Cao Peng, Zhao Dazhe, Zaiane Osmar
Annu Int Conf IEEE Eng Med Biol Soc. 2013;2013:3981-4. doi: 10.1109/EMBC.2013.6610417.
The class imbalance issue occurs when training a computer-aided detection (CAD) system for nodules. This imbalance causes poor prediction performance for true nodules. Moreover, the misclassification costs are different between two classes and high sensitivity of true nodules is essential in the detection. In order to eliminate or reduce the false positives while keeping high sensitivity, we present an effective wrapper framework incorporating the evaluation measure of imbalanced data into the objective function of cost sensitive SVM. We improve the performance of classification by simultaneously optimizing the best pair of misclassification cost parameter, feature subset and intrinsic parameters. We evaluated the method on a 3D Lung nodule dataset, showing that the proposed method outperforms many other exiting common methods, as well as specific imbalanced data learning methods, which indicates the effectiveness of our method on the imbalanced and unequal misclassification cost data classification.

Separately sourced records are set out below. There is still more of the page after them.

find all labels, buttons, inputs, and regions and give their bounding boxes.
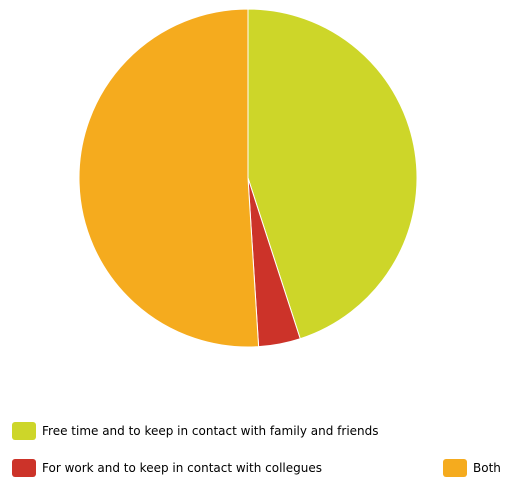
pie-slice-both — [78, 8, 260, 348]
legend-item-both: Both — [443, 459, 501, 477]
legend-label-work: For work and to keep in contact with col… — [42, 461, 322, 475]
pie-slice-free-time — [247, 8, 418, 340]
legend-swatch-both — [443, 459, 467, 477]
legend-swatch-work — [12, 459, 36, 477]
pie-chart — [78, 8, 418, 348]
legend-item-free-time: Free time and to keep in contact with fa… — [12, 422, 379, 440]
legend-label-free-time: Free time and to keep in contact with fa… — [42, 424, 379, 438]
legend-item-work: For work and to keep in contact with col… — [12, 459, 322, 477]
legend-label-both: Both — [473, 461, 501, 475]
legend-swatch-free-time — [12, 422, 36, 440]
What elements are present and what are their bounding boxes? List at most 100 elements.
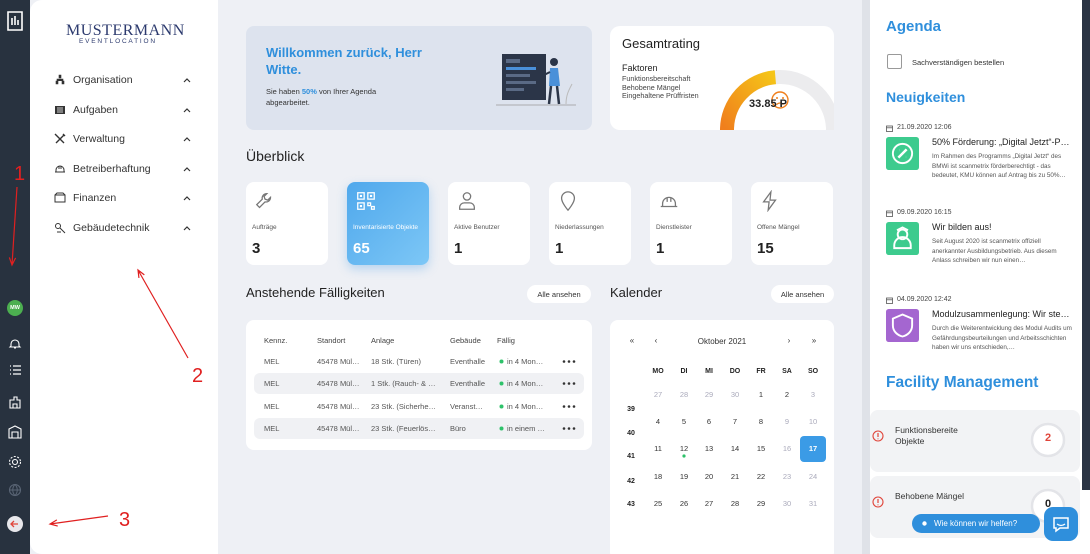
calendar-day[interactable]: 15 — [756, 444, 766, 453]
calendar-day[interactable]: 5 — [681, 417, 687, 426]
news-icon-part — [891, 313, 914, 338]
event-dot — [682, 454, 686, 458]
weekday: DI — [680, 368, 688, 375]
calendar-day[interactable]: 24 — [808, 472, 818, 481]
menu-item[interactable]: Gebäudetechnik — [50, 219, 200, 237]
factor-item: Funktionsbereitschaft — [622, 74, 691, 83]
menu-chevron — [183, 226, 191, 231]
calendar-nav[interactable]: › — [787, 336, 791, 345]
calendar-day[interactable]: 23 — [782, 472, 792, 481]
calendar-day[interactable]: 2 — [784, 390, 790, 399]
calendar-view-all[interactable]: Alle ansehen — [771, 285, 834, 303]
table-cell: MEL — [264, 402, 280, 411]
task-checkbox[interactable] — [887, 54, 902, 69]
menu-label: Gebäudetechnik — [73, 222, 150, 234]
overview-card[interactable]: Aufträge 3 — [246, 182, 328, 265]
status-dot-part — [499, 404, 504, 409]
menu-label: Betreiberhaftung — [73, 163, 151, 175]
rating-gauge-part — [776, 97, 778, 99]
menu-item[interactable]: Organisation — [50, 71, 200, 89]
menu-icon — [55, 74, 65, 85]
calendar-day[interactable]: 12 — [679, 444, 689, 453]
calendar-day[interactable]: 29 — [756, 499, 766, 508]
menu-chevron — [183, 78, 191, 83]
calendar-day[interactable]: 11 — [654, 444, 662, 453]
overview-card[interactable]: Offene Mängel 15 — [751, 182, 833, 265]
menu-item[interactable]: Verwaltung — [50, 130, 200, 148]
overview-card[interactable]: Dienstleister 1 — [650, 182, 732, 265]
rating-gauge-part — [776, 102, 784, 105]
rail-icon-part — [10, 365, 21, 375]
calendar-day[interactable]: 4 — [655, 417, 661, 426]
calendar-day[interactable]: 28 — [679, 390, 689, 399]
news-icon — [886, 309, 919, 342]
news-icon-part — [896, 228, 909, 241]
table-cell: 23 Stk. (Sicherhe… — [371, 402, 437, 411]
news-item[interactable]: 04.09.2020 12:42 Modulzusammenlegung: Wir… — [886, 296, 1081, 377]
menu-item[interactable]: Betreiberhaftung — [50, 160, 200, 178]
calendar-nav[interactable]: » — [811, 336, 817, 345]
table-header: Anlage — [371, 336, 395, 345]
status-dot — [499, 426, 504, 431]
facility-ring-part — [1030, 422, 1066, 458]
welcome-illustration-part — [541, 71, 551, 77]
calendar-day[interactable]: 6 — [706, 417, 712, 426]
calendar-day[interactable]: 27 — [653, 390, 663, 399]
calendar-day[interactable]: 21 — [730, 472, 740, 481]
calendar-day[interactable]: 28 — [730, 499, 740, 508]
calendar-day[interactable]: 30 — [782, 499, 792, 508]
calendar-day[interactable]: 14 — [730, 444, 740, 453]
calendar-day[interactable]: 16 — [782, 444, 792, 453]
news-icon-part — [897, 148, 908, 159]
card-icon-part — [255, 193, 272, 209]
calendar-day[interactable]: 31 — [808, 499, 818, 508]
calendar-day[interactable]: 18 — [653, 472, 663, 481]
calendar-day[interactable]: 8 — [758, 417, 764, 426]
chat-dot-part — [922, 521, 927, 526]
selected-day[interactable]: 17 — [808, 444, 818, 453]
facility-card[interactable]: Behobene Mängel 0 — [870, 476, 1080, 538]
chat-pill[interactable]: Wie können wir helfen? — [912, 514, 1040, 533]
facility-card[interactable]: Funktionsbereite Objekte 2 — [870, 410, 1080, 472]
calendar-day[interactable]: 25 — [653, 499, 663, 508]
table-row[interactable]: MEL 45478 Mül… 23 Stk. (Feuerlös… Büro in ei… — [254, 418, 584, 439]
overview-card[interactable]: Aktive Benutzer 1 — [448, 182, 530, 265]
calendar-day[interactable]: 27 — [704, 499, 714, 508]
due-view-all[interactable]: Alle ansehen — [527, 285, 591, 303]
menu-item[interactable]: Finanzen — [50, 189, 200, 207]
calendar-day[interactable]: 3 — [810, 390, 816, 399]
news-item[interactable]: 09.09.2020 16:15 Wir bilden aus! Seit Augu… — [886, 209, 1081, 290]
welcome-illustration-part — [550, 58, 558, 66]
calendar-day[interactable]: 30 — [730, 390, 740, 399]
card-icon — [459, 192, 475, 210]
overview-card[interactable]: Niederlassungen 1 — [549, 182, 631, 265]
calendar-day[interactable]: 13 — [704, 444, 714, 453]
rating-card: Gesamtrating Faktoren Funktionsbereitschaf… — [610, 26, 834, 130]
calendar-day[interactable]: 26 — [679, 499, 689, 508]
calendar-day[interactable]: 22 — [756, 472, 766, 481]
overview-card[interactable]: Inventarisierte Objekte 65 — [347, 182, 429, 265]
menu-icon-part — [55, 223, 61, 229]
calendar-day[interactable]: 7 — [732, 417, 738, 426]
menu-item[interactable]: Aufgaben — [50, 101, 200, 119]
calendar-day[interactable]: 10 — [808, 417, 818, 426]
calendar-day[interactable]: 19 — [679, 472, 689, 481]
table-row[interactable]: MEL 45478 Mül… 23 Stk. (Sicherhe… Veranst… i… — [254, 396, 584, 417]
calendar-nav[interactable]: ‹ — [654, 336, 658, 345]
calendar-day[interactable]: 9 — [784, 417, 790, 426]
calendar-nav[interactable]: « — [629, 336, 635, 345]
card-icon-part — [459, 192, 475, 210]
menu-icon-part — [57, 107, 63, 113]
card-value: 1 — [656, 240, 665, 257]
rail-icon — [9, 396, 21, 409]
calendar-day[interactable]: 1 — [758, 390, 764, 399]
card-label: Aktive Benutzer — [454, 224, 500, 231]
table-row[interactable]: MEL 45478 Mül… 18 Stk. (Türen) Eventhalle in… — [254, 351, 584, 372]
calendar-day[interactable]: 29 — [704, 390, 714, 399]
table-row[interactable]: MEL 45478 Mül… 1 Stk. (Rauch- & … Eventhall… — [254, 373, 584, 394]
card-value: 1 — [555, 240, 564, 257]
user-avatar[interactable]: MW — [7, 300, 23, 316]
news-item[interactable]: 21.09.2020 12:06 50% Förderung: „Digital … — [886, 124, 1081, 205]
calendar-day[interactable]: 20 — [704, 472, 714, 481]
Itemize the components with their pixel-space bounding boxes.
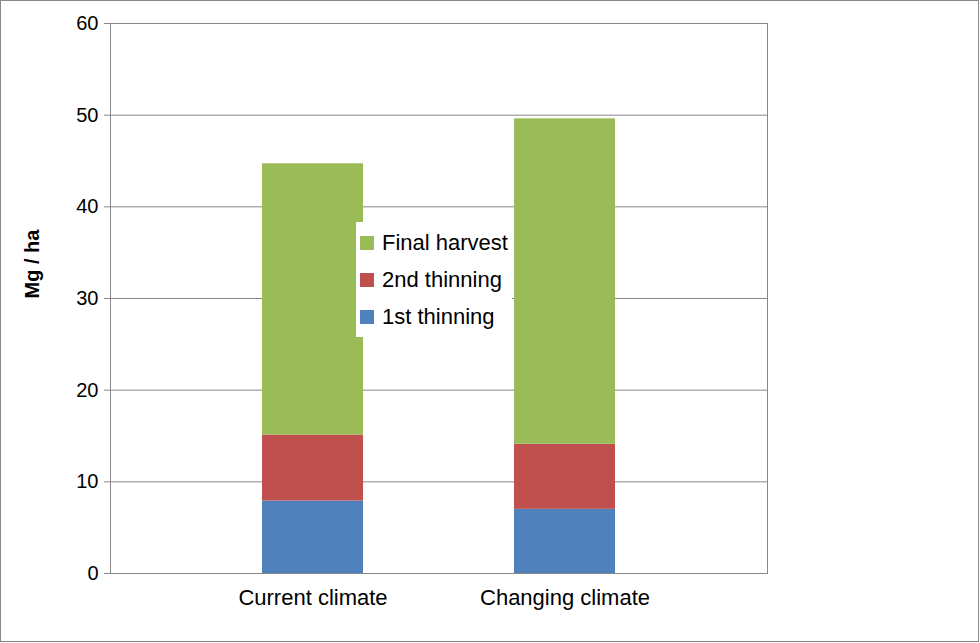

在训练用于结节的计算机辅助检测(CAD)系统时会出现类别不平衡问题。这种不平衡会导致对真正结节的预测性能不佳。此外,两类之间的误分类成本不同,并且真正结节的高敏感性在检测中至关重要。为了在保持高敏感性的同时消除或减少误报,我们提出了一个有效的包装框架,将不平衡数据的评估指标纳入成本敏感支持向量机(SVM)的目标函数中。我们通过同时优化误分类成本参数、特征子集和固有参数的最佳组合来提高分类性能。我们在一个三维肺结节数据集上评估了该方法,结果表明所提出的方法优于许多其他现有的常用方法以及特定的不平衡数据学习方法,这表明我们的方法在不平衡和不等误分类成本数据分类方面是有效的。